2024-02-15 14:32:18 START RequestId: abc-123-def
2024-02-15 14:32:18 Calling OpenAI for document analysis...
2024-02-15 14:32:25 Analysis complete, generating tags...
2024-02-15 14:32:32 OpenAI inference still running...
2024-02-15 14:32:47 ERROR Task timed out after 29.00 seconds
API Gateway has a 29‑second timeout – not Lambda. If you expose the function through API Gateway (which you probably are), you hit the wall at 29 seconds.
When this timeout hits:
- The client receives a 504 Gateway Timeout
- Lambda keeps running and burns money
- OpenAI/Bedrock calls finish but results are lost
- Users see failed requests
- You are charged for the full Lambda execution time
We lost 30 % of our complex‑agent requests to timeouts. Users thought our AI was broken. It wasn’t – it was just slow.

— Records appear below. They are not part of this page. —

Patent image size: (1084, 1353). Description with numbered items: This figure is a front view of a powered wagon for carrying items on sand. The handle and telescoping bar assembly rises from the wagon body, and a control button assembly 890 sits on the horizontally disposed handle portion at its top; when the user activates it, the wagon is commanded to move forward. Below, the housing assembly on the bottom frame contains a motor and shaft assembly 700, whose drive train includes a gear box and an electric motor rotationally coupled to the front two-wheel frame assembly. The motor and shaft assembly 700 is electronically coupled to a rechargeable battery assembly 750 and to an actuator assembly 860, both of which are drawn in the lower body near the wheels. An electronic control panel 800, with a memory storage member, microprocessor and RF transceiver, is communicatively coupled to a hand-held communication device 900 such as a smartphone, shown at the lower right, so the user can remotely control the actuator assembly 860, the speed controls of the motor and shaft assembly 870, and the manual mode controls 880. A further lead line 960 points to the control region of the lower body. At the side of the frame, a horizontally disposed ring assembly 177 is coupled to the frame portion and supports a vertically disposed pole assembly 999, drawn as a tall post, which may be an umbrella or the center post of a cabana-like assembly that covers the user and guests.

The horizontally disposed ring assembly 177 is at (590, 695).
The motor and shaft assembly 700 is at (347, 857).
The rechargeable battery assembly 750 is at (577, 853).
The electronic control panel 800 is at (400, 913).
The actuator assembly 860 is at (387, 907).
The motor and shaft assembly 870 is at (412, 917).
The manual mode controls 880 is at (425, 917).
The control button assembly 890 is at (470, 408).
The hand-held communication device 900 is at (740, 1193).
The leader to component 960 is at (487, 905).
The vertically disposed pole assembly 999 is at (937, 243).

Streaming? Not from Lambda
Our users wanted real‑time chat responses, like ChatGPT’s streaming interface. We tried to implement streaming:
export const handler: APIGatewayProxyHandler = async (event) => {
const stream = await openai.chat.completions.create({
model: 'gpt-4',
messages: [/* ... */],
stream: true
});
// This is where it breaks
for await (const chunk of stream) {
// How do you stream through API Gateway?
// You can't.
}
};
API Gateway buffers the entire Lambda response before sending it to the client. There’s no way to stream partial data; the client won’t see anything until the Lambda finishes.

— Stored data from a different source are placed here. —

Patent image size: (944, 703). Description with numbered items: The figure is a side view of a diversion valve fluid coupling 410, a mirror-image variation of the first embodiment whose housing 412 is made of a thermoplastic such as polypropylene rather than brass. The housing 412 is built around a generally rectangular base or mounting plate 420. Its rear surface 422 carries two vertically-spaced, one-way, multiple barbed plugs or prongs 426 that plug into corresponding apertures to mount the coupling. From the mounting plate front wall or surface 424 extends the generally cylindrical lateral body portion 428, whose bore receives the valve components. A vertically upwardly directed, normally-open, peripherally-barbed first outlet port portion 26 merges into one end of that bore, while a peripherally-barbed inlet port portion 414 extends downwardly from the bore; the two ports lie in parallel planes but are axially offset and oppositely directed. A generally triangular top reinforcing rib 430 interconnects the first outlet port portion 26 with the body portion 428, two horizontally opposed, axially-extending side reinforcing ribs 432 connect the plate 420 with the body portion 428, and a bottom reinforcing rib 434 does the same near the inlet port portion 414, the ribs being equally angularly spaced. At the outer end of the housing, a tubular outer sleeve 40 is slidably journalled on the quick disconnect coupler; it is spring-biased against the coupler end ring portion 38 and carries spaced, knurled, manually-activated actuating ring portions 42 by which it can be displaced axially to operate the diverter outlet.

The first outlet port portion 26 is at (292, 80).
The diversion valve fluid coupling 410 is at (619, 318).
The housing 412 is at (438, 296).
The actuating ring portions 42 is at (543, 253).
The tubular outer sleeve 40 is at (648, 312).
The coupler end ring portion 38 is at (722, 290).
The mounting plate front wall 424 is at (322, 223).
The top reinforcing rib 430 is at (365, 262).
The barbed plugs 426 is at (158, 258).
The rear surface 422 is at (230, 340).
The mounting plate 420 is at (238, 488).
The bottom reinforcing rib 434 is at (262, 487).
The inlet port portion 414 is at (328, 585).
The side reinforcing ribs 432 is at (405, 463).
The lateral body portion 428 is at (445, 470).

Work‑around: WebSockets, but that means:
- Separate WebSocket API Gateway
- Connection management
- Message routing
- State tracking
- Much more complexity
We tried it; the code ballooned to 3× the size for a simple streaming response.
Cold Starts from Hell
AI SDKs are heavy. Here’s what we imported:
import OpenAI from 'openai'; // 2.1 MB
import { BedrockRuntimeClient } from '@aws-sdk/client-bedrock-runtime'; // 1.8 MB
import Anthropic from '@anthropic-ai/sdk'; // 1.9 MB
import { DynamoDBClient } from '@aws-sdk/client-dynamodb'; // 1.2 MB
import PDFParse from 'pdf-parse'; // 0.9 MB
Total bundle size: ~8 MB
Cold‑start time: 8–12 seconds
When a Lambda hasn’t run for 5+ minutes, AWS creates a new container. Container startup + code initialization = users wait 10+ seconds for the first response.
Because our AI functions were used sporadically, cold starts happened constantly:
- Document analysis: ~20 requests / hour
- Image classification: 5–10 requests / hour
- Content generation: 1–2 requests / hour
Each function went cold multiple times per day. Users would upload a document, wait ~12 seconds, and think the platform was broken.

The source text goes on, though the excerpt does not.